Laut Stahl-Zentrum, Düsseldorf, liegt das Niveau der Bestellungen jedoch noch rund 10 Prozent unter dem langjährigen Mittelwert, bzw. 20 Prozent unterhalb des Vorkrisenniveaus. Zum ersten Mal seit sechs Quartalen wurde im Herbst wieder ein positiver Vorjahresvergleich erzielt.

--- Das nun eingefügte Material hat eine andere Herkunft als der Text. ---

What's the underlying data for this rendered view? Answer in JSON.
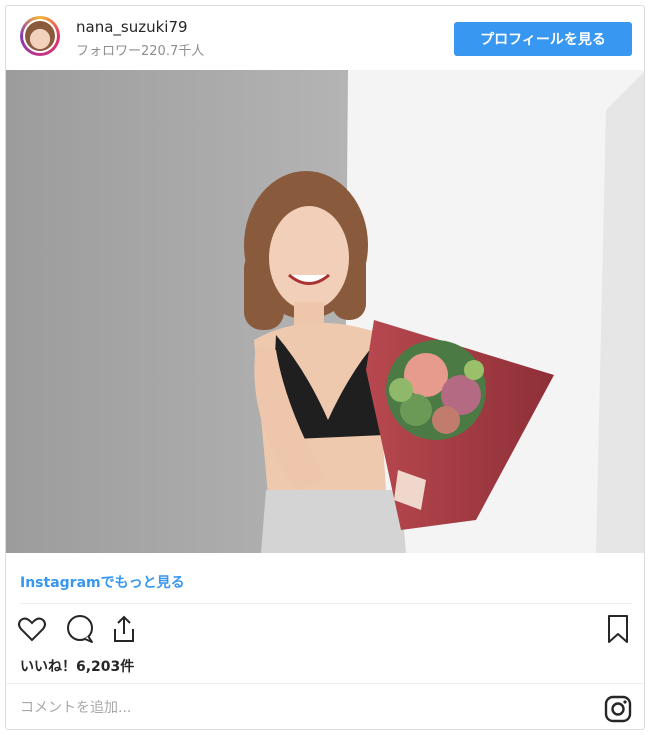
{
  "post": {
    "username": "nana_suzuki79",
    "followers": "フォロワー220.7千人",
    "profile_button": "プロフィールを見る",
    "more_link": "Instagramでもっと見る",
    "likes": "いいね！6,203件",
    "comment_placeholder": "コメントを追加..."
  },
  "icons": [
    "heart-icon",
    "comment-icon",
    "share-icon",
    "bookmark-icon",
    "instagram-icon"
  ],
  "colors": {
    "accent": "#3897f0",
    "text": "#262626",
    "muted": "#8e8e8e"
  }
}
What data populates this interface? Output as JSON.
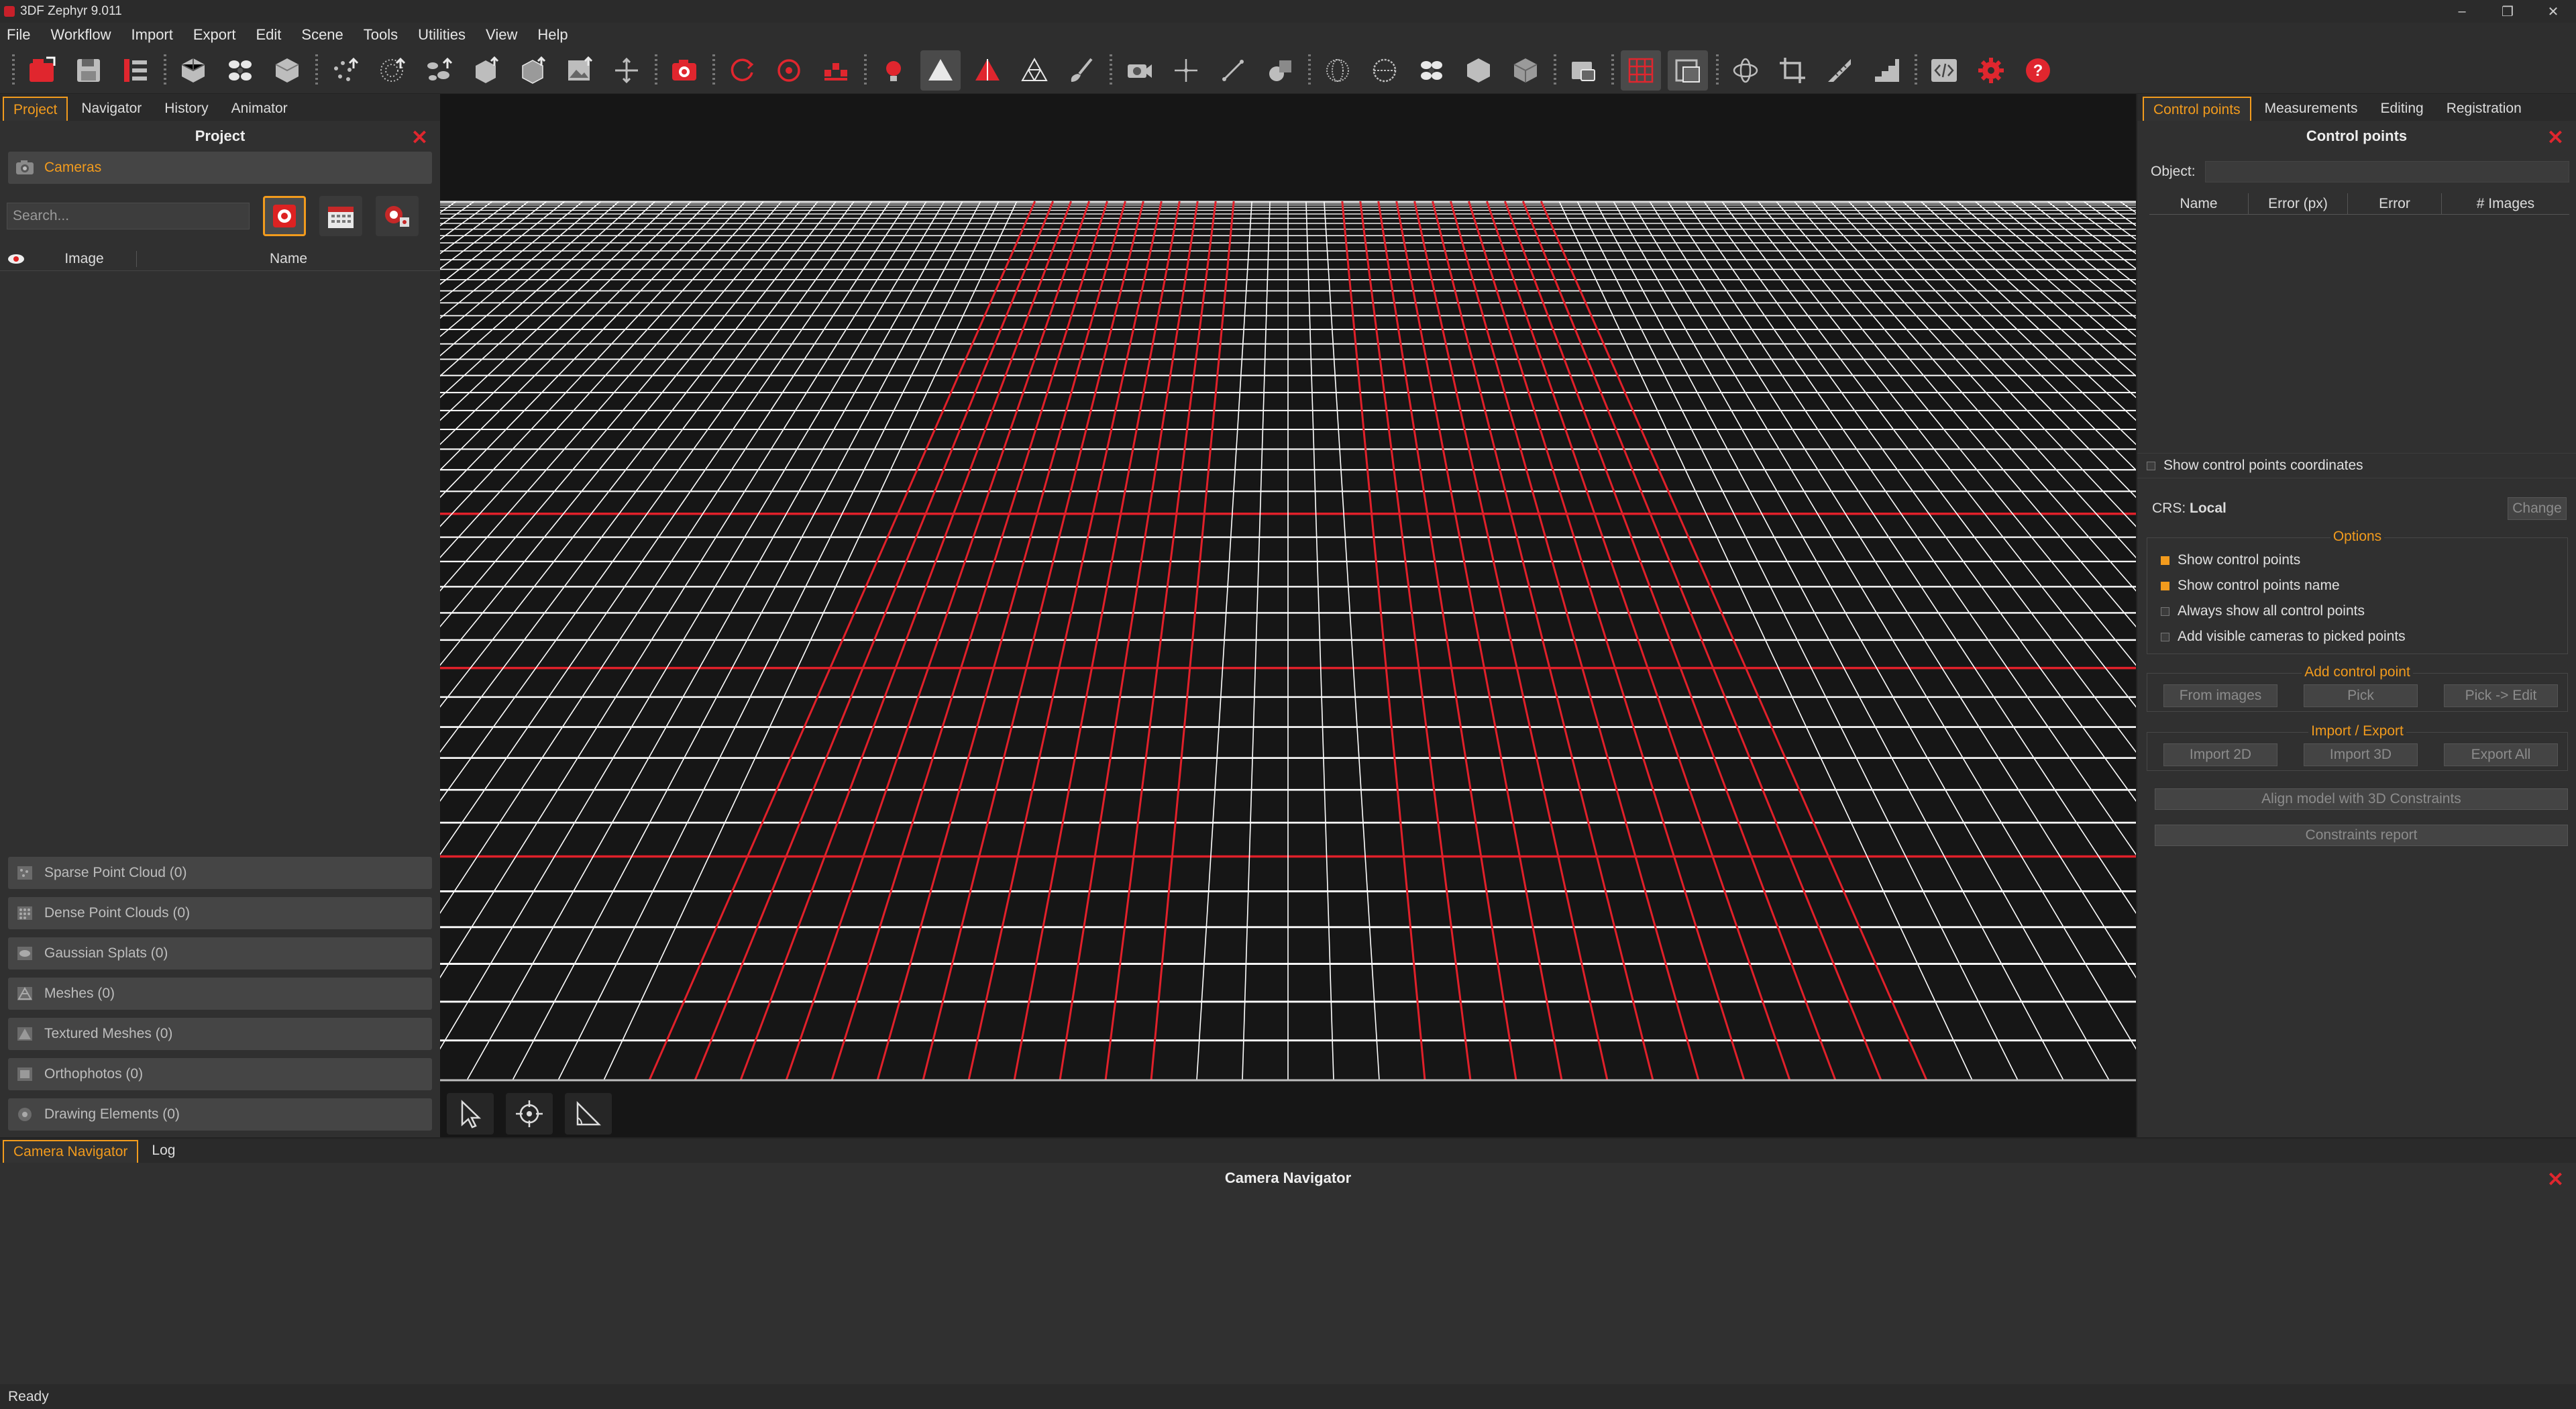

Impulse kamen sowohl aus dem Inland (+45 Prozent) und in noch stärkerem Maße aus dem Ausland (+60 Prozent). Diese aktuellen Zahlen stützen laut Stahl-Zentrum Einschätzung, dass sich die Stahlkonjunktur stabilisiert hat und die Produktion im laufenden Jahr gegenüber 2009 merklich zulegen wird.
Der Ausblick bleibt aber auch vor dem Hintergrund weiterhin bestehender Konjunkturrisiken vorsichtig optimistisch. Dies zeige auch der jüngste ifo-Konjunkturtest für die Stahlindustrie im Januar: Die befragten Unternehmen schätzen die aktuelle Lage mit großer Mehrheit noch immer als schwierig ein. Allerdings haben sich die Erwartungen für die nächsten sechs Monate merklich verbessert. „Das Geschäftsklima für die Stahlindustrie erholt sich infolgedessen weiter – allerdings ausgehend von einem niedrigen Niveau“, heißt es aus Düsseldorf.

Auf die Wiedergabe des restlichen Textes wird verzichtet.